Karena sifatnya kontraktor, maka boleh tidak berbadan hukum di luar Indonesia (tidak perlu PT). Ibnu Sutowo sudah lihat jauh kedepan dengan adanya konsep DMO, karena jelas harga minyak bumi di dalam negeri tidak bisa sama dengan harga minyak internasional, di mana contractor diwajibkan menjual hasil produksi minyaknya dengan harga yang jauh lebih rendah dari pasaran internasional (istilahnya sekarang mensubsidi pasaran dalam negeri).
Nah itu situasinya masih sebelum G30S, Stanvac dan Caltex masih ditoleransi sebagai pemegang Kuasa Pertambangan. Maka muncul ekonomi yang disentralisir (adanya Badan Perancangan Negara, dengan proyek2 industriliasi, al industri baja, industri pupusi dengan bantuan Uni Soviet).

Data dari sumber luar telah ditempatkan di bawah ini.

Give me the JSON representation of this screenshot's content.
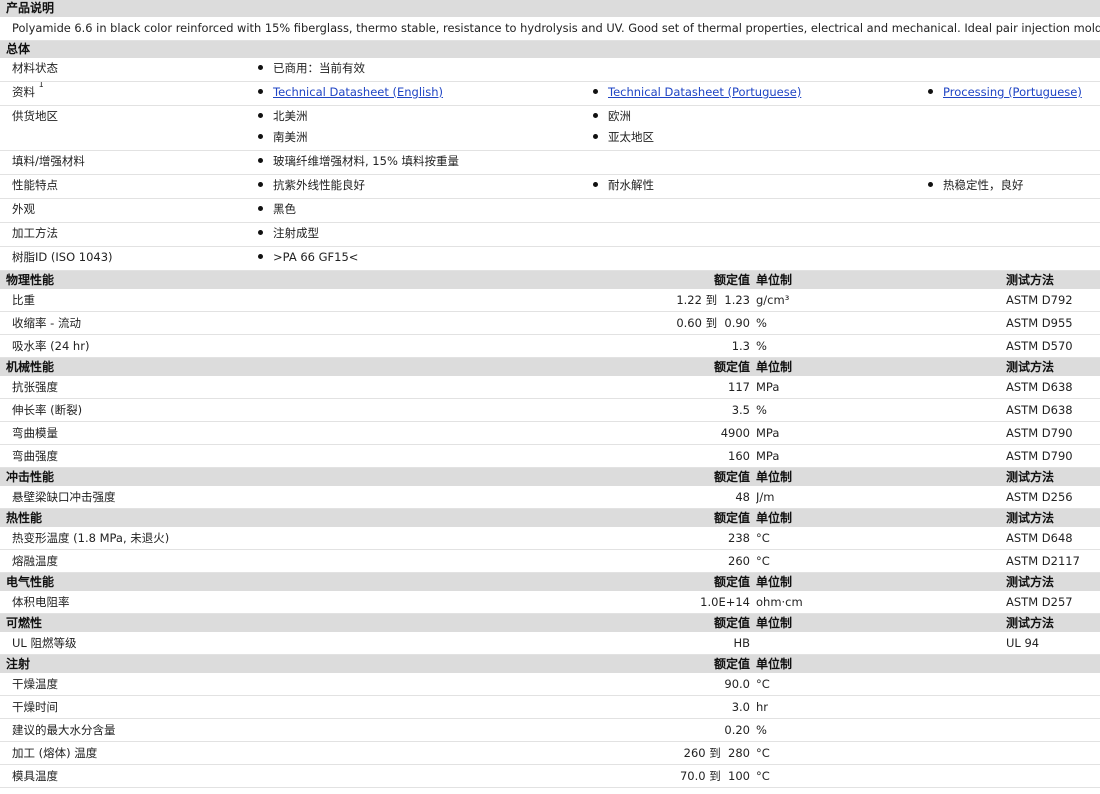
{
  "product_description": {
    "header": "产品说明",
    "text": "Polyamide 6.6 in black color reinforced with 15% fiberglass, thermo stable, resistance to hydrolysis and UV. Good set of thermal properties, electrical and mechanical. Ideal pair injection molding."
  },
  "general": {
    "header": "总体",
    "rows": [
      {
        "label": "材料状态",
        "cols": [
          [
            "已商用：当前有效"
          ],
          [],
          []
        ]
      },
      {
        "label": "资料",
        "sup": "1",
        "links": true,
        "cols": [
          [
            "Technical Datasheet (English)"
          ],
          [
            "Technical Datasheet (Portuguese)"
          ],
          [
            "Processing (Portuguese)"
          ]
        ]
      },
      {
        "label": "供货地区",
        "cols": [
          [
            "北美洲",
            "南美洲"
          ],
          [
            "欧洲",
            "亚太地区"
          ],
          []
        ]
      },
      {
        "label": "填料/增强材料",
        "cols": [
          [
            "玻璃纤维增强材料, 15% 填料按重量"
          ],
          [],
          []
        ]
      },
      {
        "label": "性能特点",
        "cols": [
          [
            "抗紫外线性能良好"
          ],
          [
            "耐水解性"
          ],
          [
            "热稳定性，良好"
          ]
        ]
      },
      {
        "label": "外观",
        "cols": [
          [
            "黑色"
          ],
          [],
          []
        ]
      },
      {
        "label": "加工方法",
        "cols": [
          [
            "注射成型"
          ],
          [],
          []
        ]
      },
      {
        "label": "树脂ID (ISO 1043)",
        "cols": [
          [
            ">PA 66 GF15<"
          ],
          [],
          []
        ]
      }
    ]
  },
  "column_headers": {
    "nominal": "额定值",
    "unit": "单位制",
    "method": "测试方法"
  },
  "sections": [
    {
      "name": "物理性能",
      "show_method": true,
      "rows": [
        {
          "prop": "比重",
          "value": "1.22 到  1.23",
          "unit": "g/cm³",
          "method": "ASTM D792"
        },
        {
          "prop": "收缩率 - 流动",
          "value": "0.60 到  0.90",
          "unit": "%",
          "method": "ASTM D955"
        },
        {
          "prop": "吸水率 (24 hr)",
          "value": "1.3",
          "unit": "%",
          "method": "ASTM D570"
        }
      ]
    },
    {
      "name": "机械性能",
      "show_method": true,
      "rows": [
        {
          "prop": "抗张强度",
          "value": "117",
          "unit": "MPa",
          "method": "ASTM D638"
        },
        {
          "prop": "伸长率 (断裂)",
          "value": "3.5",
          "unit": "%",
          "method": "ASTM D638"
        },
        {
          "prop": "弯曲模量",
          "value": "4900",
          "unit": "MPa",
          "method": "ASTM D790"
        },
        {
          "prop": "弯曲强度",
          "value": "160",
          "unit": "MPa",
          "method": "ASTM D790"
        }
      ]
    },
    {
      "name": "冲击性能",
      "show_method": true,
      "rows": [
        {
          "prop": "悬壁梁缺口冲击强度",
          "value": "48",
          "unit": "J/m",
          "method": "ASTM D256"
        }
      ]
    },
    {
      "name": "热性能",
      "show_method": true,
      "rows": [
        {
          "prop": "热变形温度 (1.8 MPa, 未退火)",
          "value": "238",
          "unit": "°C",
          "method": "ASTM D648"
        },
        {
          "prop": "熔融温度",
          "value": "260",
          "unit": "°C",
          "method": "ASTM D2117"
        }
      ]
    },
    {
      "name": "电气性能",
      "show_method": true,
      "rows": [
        {
          "prop": "体积电阻率",
          "value": "1.0E+14",
          "unit": "ohm·cm",
          "method": "ASTM D257"
        }
      ]
    },
    {
      "name": "可燃性",
      "show_method": true,
      "rows": [
        {
          "prop": "UL 阻燃等级",
          "value": "HB",
          "unit": "",
          "method": "UL 94"
        }
      ]
    },
    {
      "name": "注射",
      "show_method": false,
      "rows": [
        {
          "prop": "干燥温度",
          "value": "90.0",
          "unit": "°C",
          "method": ""
        },
        {
          "prop": "干燥时间",
          "value": "3.0",
          "unit": "hr",
          "method": ""
        },
        {
          "prop": "建议的最大水分含量",
          "value": "0.20",
          "unit": "%",
          "method": ""
        },
        {
          "prop": "加工 (熔体) 温度",
          "value": "260 到  280",
          "unit": "°C",
          "method": ""
        },
        {
          "prop": "模具温度",
          "value": "70.0 到  100",
          "unit": "°C",
          "method": ""
        }
      ]
    }
  ]
}
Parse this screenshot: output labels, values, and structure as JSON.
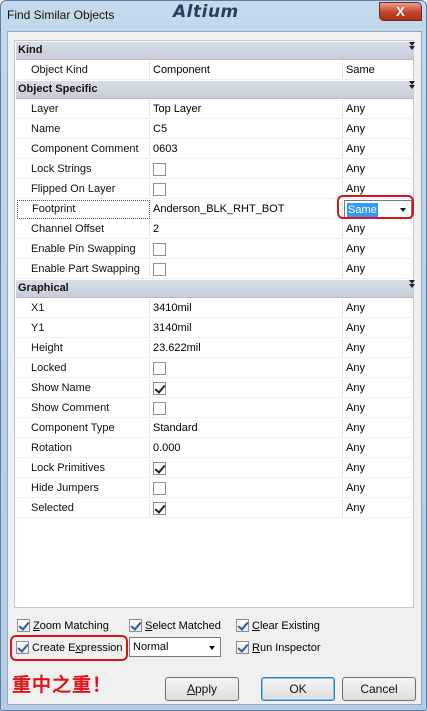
{
  "window": {
    "title": "Find Similar Objects",
    "brand": "Altium",
    "close_glyph": "X"
  },
  "sections": [
    {
      "title": "Kind",
      "rows": [
        {
          "name": "Object Kind",
          "value": "Component",
          "operator": "Same"
        }
      ]
    },
    {
      "title": "Object Specific",
      "rows": [
        {
          "name": "Layer",
          "value": "Top Layer",
          "operator": "Any"
        },
        {
          "name": "Name",
          "value": "C5",
          "operator": "Any"
        },
        {
          "name": "Component Comment",
          "value": "0603",
          "operator": "Any"
        },
        {
          "name": "Lock Strings",
          "checkbox": false,
          "operator": "Any"
        },
        {
          "name": "Flipped On Layer",
          "checkbox": false,
          "operator": "Any"
        },
        {
          "name": "Footprint",
          "value": "Anderson_BLK_RHT_BOT",
          "operator": "Same",
          "selected": true
        },
        {
          "name": "Channel Offset",
          "value": "2",
          "operator": "Any"
        },
        {
          "name": "Enable Pin Swapping",
          "checkbox": false,
          "operator": "Any"
        },
        {
          "name": "Enable Part Swapping",
          "checkbox": false,
          "operator": "Any"
        }
      ]
    },
    {
      "title": "Graphical",
      "rows": [
        {
          "name": "X1",
          "value": "3410mil",
          "operator": "Any"
        },
        {
          "name": "Y1",
          "value": "3140mil",
          "operator": "Any"
        },
        {
          "name": "Height",
          "value": "23.622mil",
          "operator": "Any"
        },
        {
          "name": "Locked",
          "checkbox": false,
          "operator": "Any"
        },
        {
          "name": "Show Name",
          "checkbox": true,
          "operator": "Any"
        },
        {
          "name": "Show Comment",
          "checkbox": false,
          "operator": "Any"
        },
        {
          "name": "Component Type",
          "value": "Standard",
          "operator": "Any"
        },
        {
          "name": "Rotation",
          "value": "0.000",
          "operator": "Any"
        },
        {
          "name": "Lock Primitives",
          "checkbox": true,
          "operator": "Any"
        },
        {
          "name": "Hide Jumpers",
          "checkbox": false,
          "operator": "Any"
        },
        {
          "name": "Selected",
          "checkbox": true,
          "operator": "Any"
        }
      ]
    }
  ],
  "options": {
    "zoom_matching": {
      "label_pre": "",
      "label_u": "Z",
      "label_post": "oom Matching",
      "checked": true
    },
    "select_matched": {
      "label_pre": "",
      "label_u": "S",
      "label_post": "elect Matched",
      "checked": true
    },
    "clear_existing": {
      "label_pre": "",
      "label_u": "C",
      "label_post": "lear Existing",
      "checked": true
    },
    "create_expression": {
      "label_pre": "Create E",
      "label_u": "x",
      "label_post": "pression",
      "checked": true
    },
    "mask_mode": "Normal",
    "run_inspector": {
      "label_pre": "",
      "label_u": "R",
      "label_post": "un Inspector",
      "checked": true
    }
  },
  "annotation": "重中之重！",
  "buttons": {
    "apply": {
      "label_pre": "",
      "label_u": "A",
      "label_post": "pply"
    },
    "ok": "OK",
    "cancel": "Cancel"
  },
  "colors": {
    "highlight": "#d8151a",
    "selection": "#3399ff"
  },
  "icons": [
    "collapse-arrow-icon",
    "close-icon",
    "dropdown-arrow-icon",
    "checkbox-icon"
  ]
}
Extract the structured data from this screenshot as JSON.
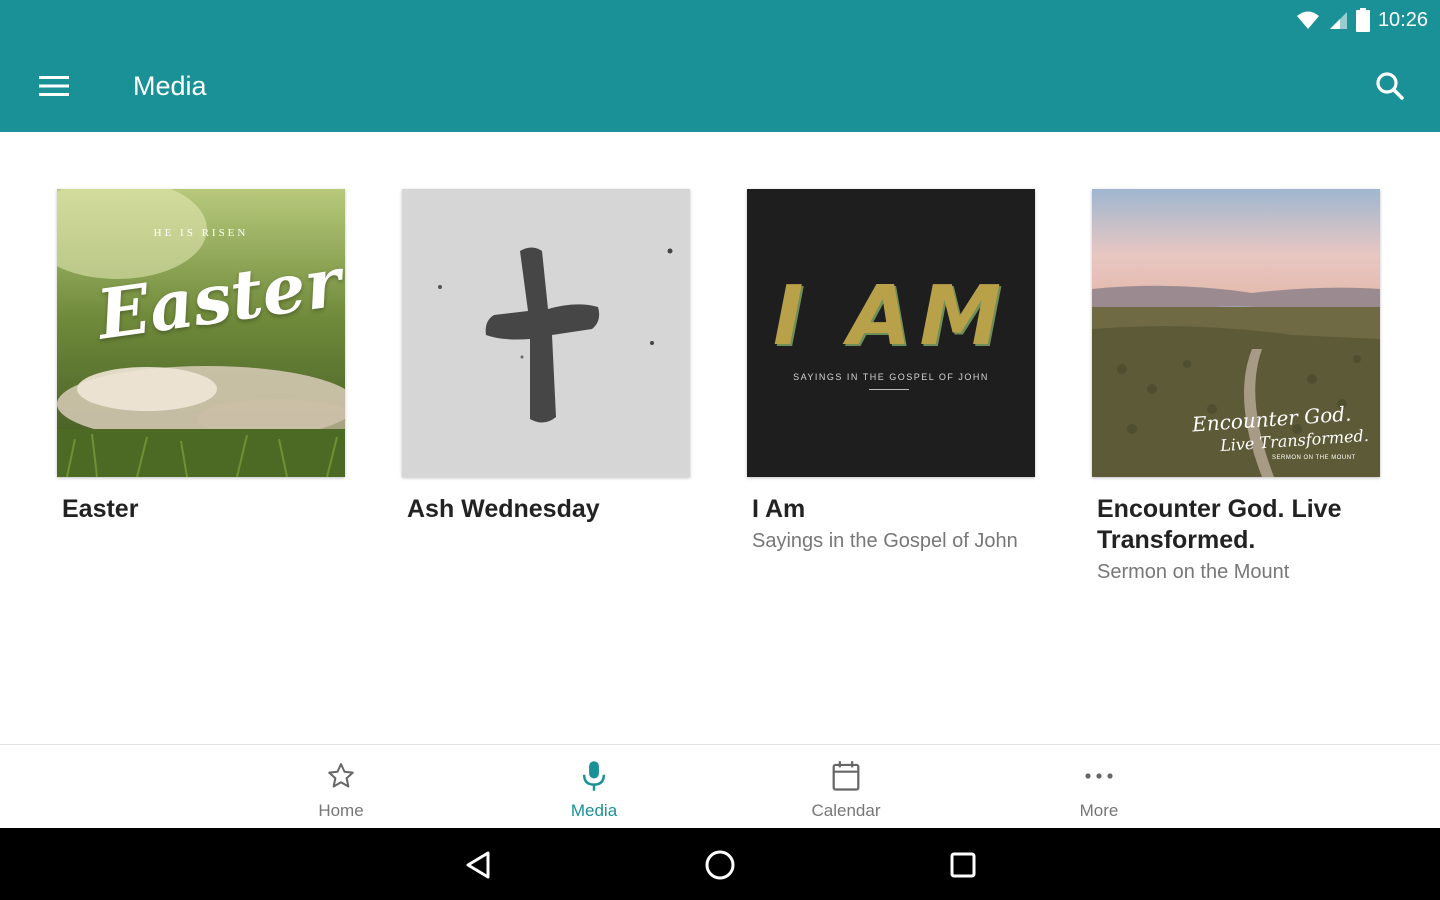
{
  "status_bar": {
    "time": "10:26"
  },
  "app_bar": {
    "title": "Media",
    "background": "#1a9196"
  },
  "series": [
    {
      "title": "Easter",
      "subtitle": "",
      "art_text": "HE IS RISEN",
      "art_script": "Easter"
    },
    {
      "title": "Ash Wednesday",
      "subtitle": ""
    },
    {
      "title": "I Am",
      "subtitle": "Sayings in the Gospel of John",
      "art_text": "I AM",
      "art_caption": "SAYINGS IN THE GOSPEL OF JOHN"
    },
    {
      "title": "Encounter God. Live Transformed.",
      "subtitle": "Sermon on the Mount",
      "art_script_1": "Encounter God.",
      "art_script_2": "Live Transformed.",
      "art_caption": "SERMON ON THE MOUNT"
    }
  ],
  "bottom_nav": {
    "items": [
      {
        "label": "Home",
        "icon": "star-outline-icon"
      },
      {
        "label": "Media",
        "icon": "microphone-icon",
        "active": true
      },
      {
        "label": "Calendar",
        "icon": "calendar-icon"
      },
      {
        "label": "More",
        "icon": "more-horizontal-icon"
      }
    ],
    "active_color": "#1a9196"
  },
  "system_nav": [
    "back",
    "home",
    "recents"
  ]
}
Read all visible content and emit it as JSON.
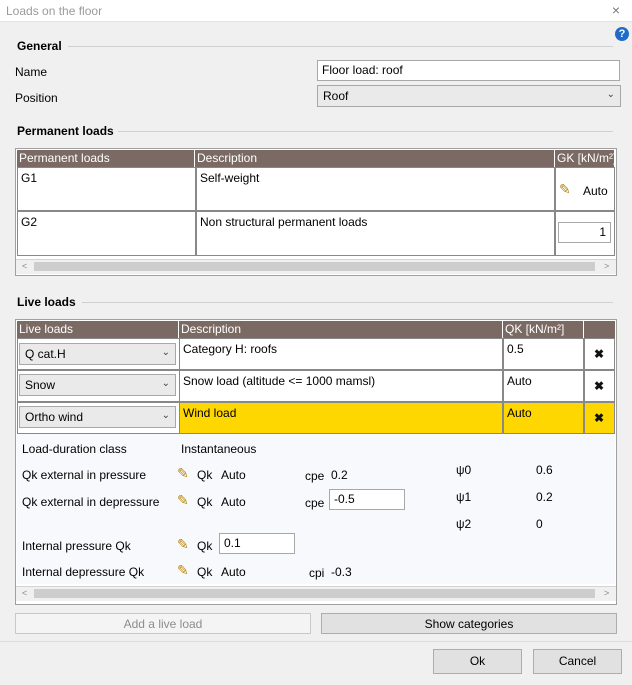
{
  "window": {
    "title": "Loads on the floor",
    "close_glyph": "×",
    "help_glyph": "?"
  },
  "general": {
    "section_title": "General",
    "name_label": "Name",
    "name_value": "Floor load: roof",
    "position_label": "Position",
    "position_value": "Roof"
  },
  "permanent": {
    "section_title": "Permanent loads",
    "headers": [
      "Permanent loads",
      "Description",
      "GK [kN/m²]"
    ],
    "rows": [
      {
        "id": "G1",
        "description": "Self-weight",
        "value": "Auto"
      },
      {
        "id": "G2",
        "description": "Non structural permanent loads",
        "value": "1"
      }
    ]
  },
  "live": {
    "section_title": "Live loads",
    "headers": [
      "Live loads",
      "Description",
      "QK [kN/m²]"
    ],
    "rows": [
      {
        "type": "Q cat.H",
        "description": "Category H: roofs",
        "value": "0.5"
      },
      {
        "type": "Snow",
        "description": "Snow load (altitude <= 1000 mamsl)",
        "value": "Auto"
      },
      {
        "type": "Ortho wind",
        "description": "Wind load",
        "value": "Auto"
      }
    ],
    "highlight_color": "#ffd700",
    "details": {
      "duration_label": "Load-duration class",
      "duration_value": "Instantaneous",
      "qk_ext_pressure_label": "Qk external in pressure",
      "qk_ext_depressure_label": "Qk external in depressure",
      "internal_pressure_label": "Internal pressure Qk",
      "internal_depressure_label": "Internal depressure Qk",
      "qk_text": "Qk",
      "auto_text": "Auto",
      "cpe_label": "cpe",
      "cpi_label": "cpi",
      "cpe_pressure_value": "0.2",
      "cpe_depressure_value": "-0.5",
      "internal_pressure_value": "0.1",
      "cpi_value": "-0.3",
      "psi0_label": "ψ0",
      "psi1_label": "ψ1",
      "psi2_label": "ψ2",
      "psi0_value": "0.6",
      "psi1_value": "0.2",
      "psi2_value": "0"
    }
  },
  "buttons": {
    "add_live_load": "Add a live load",
    "show_categories": "Show categories",
    "ok": "Ok",
    "cancel": "Cancel"
  },
  "icons": {
    "pencil": "pencil-icon",
    "delete": "delete-x-icon",
    "help": "help-icon",
    "close": "close-icon",
    "chevron": "chevron-down-icon"
  }
}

Era Migas sebagai “penggerak” pembangunan
Perkembangan produksi migas dan hasil eksplorasi (penemuan migas) |
:-( “Pakdhe jadi waktu itu pengusahaan migas dengan sistem PSC dipuji ya ?”Di bidang pertambangan hal di atas tidak terjadi, dan pada zaman Orla tidak terjadi “investasi” asing dalam bidang ini. Pernah ada wacana supaya ada investasi. Baru pada pemerintah Orba Departemen Pertambangan membuat konsep Kontrak Karya (contract of works) untuk pertambangan yang saya tidak begitu faham isinya dan bedanya dengan sistim konsesi (5a Contract) sebelum perang dunia ke-2 (atau zaman kolonial), tetapi pada dasarnya adalah KP bisa didapatkan oleh pihak asing asal berdomisili di Indonesia. Dalam hal ini perusahaan harus memberikan royalti kepada pemerintah (sebaliknya dengan production contractor yang dibayar oleh Permina). Maka kontrak karya itu diberlakukan untuk PT Caltex Pacific Indonesia dan PT Stanvac Indonesia sampai berakhirnya konsesi yang didapatkan sejak zaman Belanda, Maka dengan konsep kontrak karya ini maka diundang perusahaan pertambangan asing, seperti Inco, Freeport, Alcoa dan banyak lagi, dan sebagian berhasil seperti PT Inco, PT Freeport, PT Newmont dsb. Hal ini juga terjadi dalam bidang batubara. Di lain pihak Pertamina ditugaskan untuk menjamin persedian BBM dalam negeri, bukan sekedar mencari, memproduksikan dan memasarkan BBM saja,
:-D “Kesadaran manusia itu berkembang. Sesuatu yang dulu dianggap bagus bisa berubah karena kesadaran dan juga karena tuntutan jaman. Tapi bukan menyalahkan masa lalu, kan ?”
(Note: Gambar diatas memperlihatkan produksi meningkat ketika ada investasi)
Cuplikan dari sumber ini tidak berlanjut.